Indian diplomats reacted with disappointment to the Shiv Sena’s threats and ink-protest against the former Pakistani Foreign Minister, Khurshid Kasuri’s book launch in Mumbai.
While some responded with references to the “idea of India” being hurt, others worried that India’s image and foreign policy could be overshadowed by such incidents. “There have been a string of events that are tarnishing India’s image,” says the former Ambassador, Neelam Deo, co-founder of the Mumbai-based think tank Gateway House.

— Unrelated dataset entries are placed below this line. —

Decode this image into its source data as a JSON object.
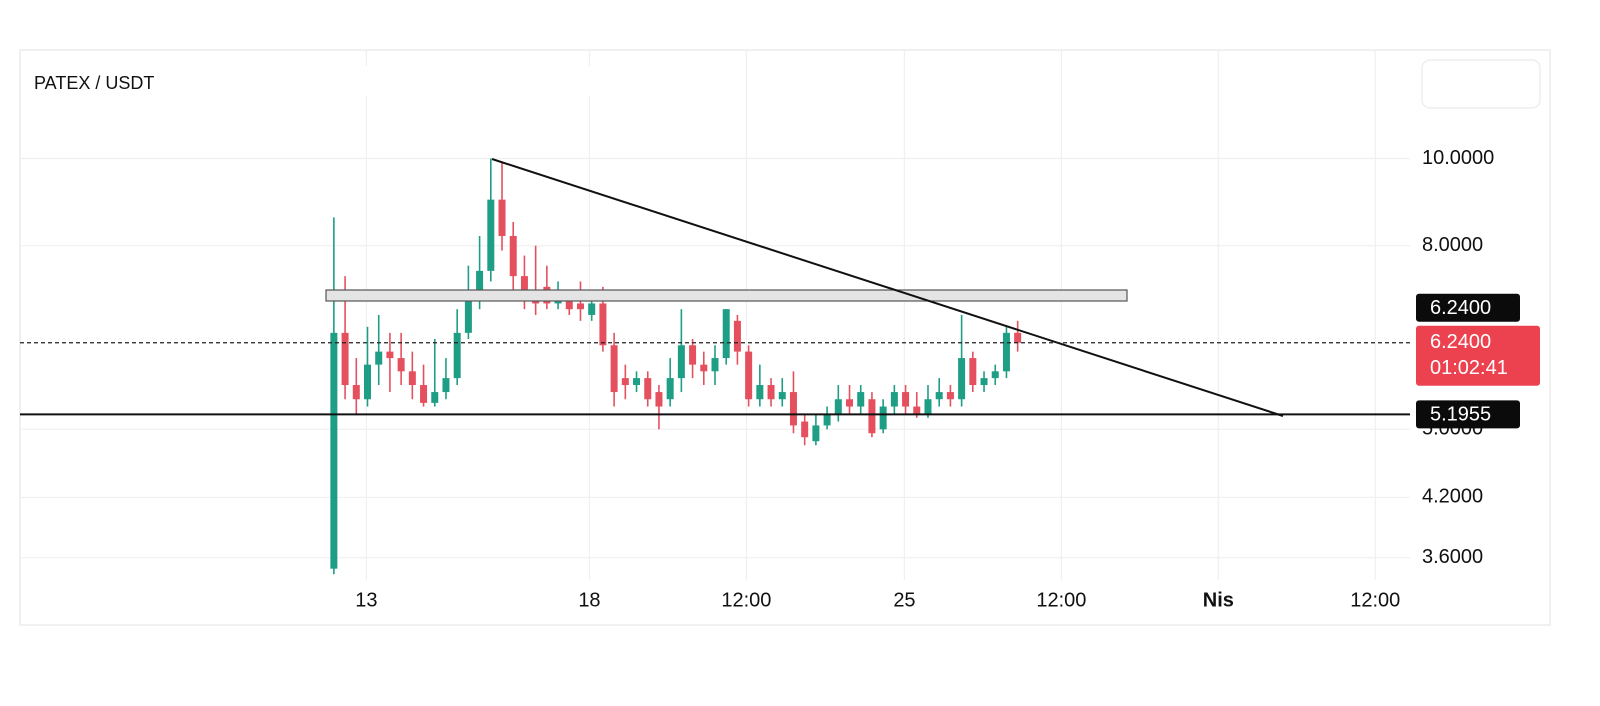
{
  "chart_data": {
    "type": "candlestick",
    "title": "PATEX / USDT",
    "log_scale": true,
    "grid": true,
    "up_color": "#1f9e86",
    "down_color": "#e5505f",
    "x": [
      0,
      1,
      2,
      3,
      4,
      5,
      6,
      7,
      8,
      9,
      10,
      11,
      12,
      13,
      14,
      15,
      16,
      17,
      18,
      19,
      20,
      21,
      22,
      23,
      24,
      25,
      26,
      27,
      28,
      29,
      30,
      31,
      32,
      33,
      34,
      35,
      36,
      37,
      38,
      39,
      40,
      41,
      42,
      43,
      44,
      45,
      46,
      47,
      48,
      49,
      50,
      51,
      52,
      53,
      54,
      55,
      56,
      57,
      58,
      59,
      60,
      61
    ],
    "open": [
      3.5,
      6.4,
      5.6,
      5.4,
      5.9,
      6.1,
      6.0,
      5.8,
      5.6,
      5.35,
      5.5,
      5.7,
      6.4,
      7.0,
      7.5,
      9.0,
      8.2,
      7.4,
      7.0,
      7.2,
      6.9,
      7.0,
      6.9,
      6.7,
      6.9,
      6.2,
      5.7,
      5.6,
      5.7,
      5.5,
      5.4,
      5.7,
      6.2,
      5.9,
      5.8,
      6.0,
      6.6,
      6.1,
      5.4,
      5.6,
      5.4,
      5.5,
      5.1,
      4.85,
      5.05,
      5.2,
      5.4,
      5.3,
      5.4,
      5.0,
      5.3,
      5.5,
      5.3,
      5.2,
      5.4,
      5.5,
      5.4,
      6.0,
      5.6,
      5.7,
      5.8,
      6.4
    ],
    "high": [
      8.6,
      7.4,
      6.0,
      6.5,
      6.7,
      6.4,
      6.4,
      6.1,
      5.9,
      6.3,
      6.0,
      6.8,
      7.6,
      8.2,
      10.0,
      9.9,
      8.5,
      7.8,
      8.0,
      7.6,
      7.3,
      7.1,
      7.3,
      7.1,
      7.2,
      6.4,
      5.9,
      5.8,
      5.8,
      5.6,
      6.0,
      6.8,
      6.3,
      6.1,
      6.2,
      6.8,
      6.7,
      6.2,
      5.9,
      5.7,
      5.7,
      5.8,
      5.2,
      5.2,
      5.3,
      5.6,
      5.6,
      5.6,
      5.5,
      5.4,
      5.6,
      5.6,
      5.5,
      5.6,
      5.7,
      5.6,
      6.7,
      6.1,
      5.8,
      5.9,
      6.5,
      6.6
    ],
    "low": [
      3.45,
      5.4,
      5.2,
      5.3,
      5.6,
      5.5,
      5.6,
      5.4,
      5.3,
      5.3,
      5.4,
      5.6,
      6.3,
      6.8,
      7.3,
      7.9,
      7.0,
      6.8,
      6.7,
      6.8,
      6.8,
      6.7,
      6.6,
      6.6,
      6.1,
      5.3,
      5.4,
      5.5,
      5.3,
      5.0,
      5.3,
      5.5,
      5.7,
      5.6,
      5.6,
      5.9,
      5.9,
      5.3,
      5.3,
      5.3,
      5.3,
      4.95,
      4.8,
      4.8,
      5.0,
      5.1,
      5.2,
      5.2,
      4.9,
      4.95,
      5.2,
      5.2,
      5.15,
      5.15,
      5.3,
      5.3,
      5.3,
      5.5,
      5.5,
      5.6,
      5.7,
      6.1
    ],
    "close": [
      6.4,
      5.6,
      5.4,
      5.9,
      6.1,
      6.0,
      5.8,
      5.6,
      5.35,
      5.5,
      5.7,
      6.4,
      7.0,
      7.5,
      9.0,
      8.2,
      7.4,
      7.0,
      6.9,
      6.9,
      7.0,
      6.8,
      6.8,
      6.9,
      6.2,
      5.5,
      5.6,
      5.7,
      5.4,
      5.3,
      5.7,
      6.2,
      5.9,
      5.8,
      6.0,
      6.8,
      6.1,
      5.4,
      5.6,
      5.4,
      5.5,
      5.05,
      4.9,
      5.05,
      5.2,
      5.4,
      5.3,
      5.5,
      4.95,
      5.3,
      5.5,
      5.3,
      5.2,
      5.4,
      5.5,
      5.4,
      6.0,
      5.6,
      5.7,
      5.8,
      6.4,
      6.24
    ],
    "xlim": [
      -28,
      96
    ],
    "ylim": [
      3.4,
      13.2
    ],
    "xticks": [
      {
        "value": 2.9,
        "label": "13"
      },
      {
        "value": 22.8,
        "label": "18"
      },
      {
        "value": 36.8,
        "label": "12:00"
      },
      {
        "value": 50.9,
        "label": "25"
      },
      {
        "value": 64.9,
        "label": "12:00"
      },
      {
        "value": 78.9,
        "label": "Nis"
      },
      {
        "value": 92.9,
        "label": "12:00"
      }
    ],
    "yticks": [
      {
        "value": 10,
        "label": "10.0000"
      },
      {
        "value": 8,
        "label": "8.0000"
      },
      {
        "value": 5,
        "label": "5.0000"
      },
      {
        "value": 4.2,
        "label": "4.2000"
      },
      {
        "value": 3.6,
        "label": "3.6000"
      }
    ],
    "last_price": {
      "value": 6.24,
      "label": "6.2400"
    },
    "countdown": "01:02:41",
    "support": 5.1955
  }
}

Referring to the protests by the Shiv Sena that forced Pakistani singer Ghulam Ali to cancel his concerts in Mumbai and Pune last week, Ms. Deo told The Hindu that such events were disappointing to liberals outside India as well. “Let’s remember that there are many in Pakistan and neighbouring countries who have seen India as a democratic tolerant country to aspire to. That kind of moral image is being risked today.”
On Twitter, the former Foreign Secretary, Nirupama Rao, based in Bengaluru, defended herself after she tweeted: “Where is my India? Anguished and ashamed. I am sure Gandhiji is weeping. Tears in Heaven.” When she was questioned by others on the social media network for taking a pacifist stand, Ms. Rao, who has been a veteran of several rounds of tough negotiations with Pakistan in the past, wrote: “Let us be a grown-up nation. Let us put away intolerance. Cry, the beloved country.”
“Regrettable, unfortunate and condemnable,” is how former special envoy Satinder Lambah described the attack.
Asked why leading diplomatic thinkers had been reacting publicly to the events of the last few weeks, which was out of step with the past, the former Ambassador, K.C. Singh, told The Hindu that it was a question of the gap between India’s image and the reality.
“I think it is of concern to all-well thinking people in the country, not just diplomats, that this sort of incident ill goes with the image PM Modi is promoting abroad, and even could overshadow it,” he said.
“Considering the PM was elected on the vision of a progressive inclusive aspirational 21st-century India, the question we are asking is why he doesn’t challenge the rhetoric and actions of his allies and Sangh Parivar fringes?”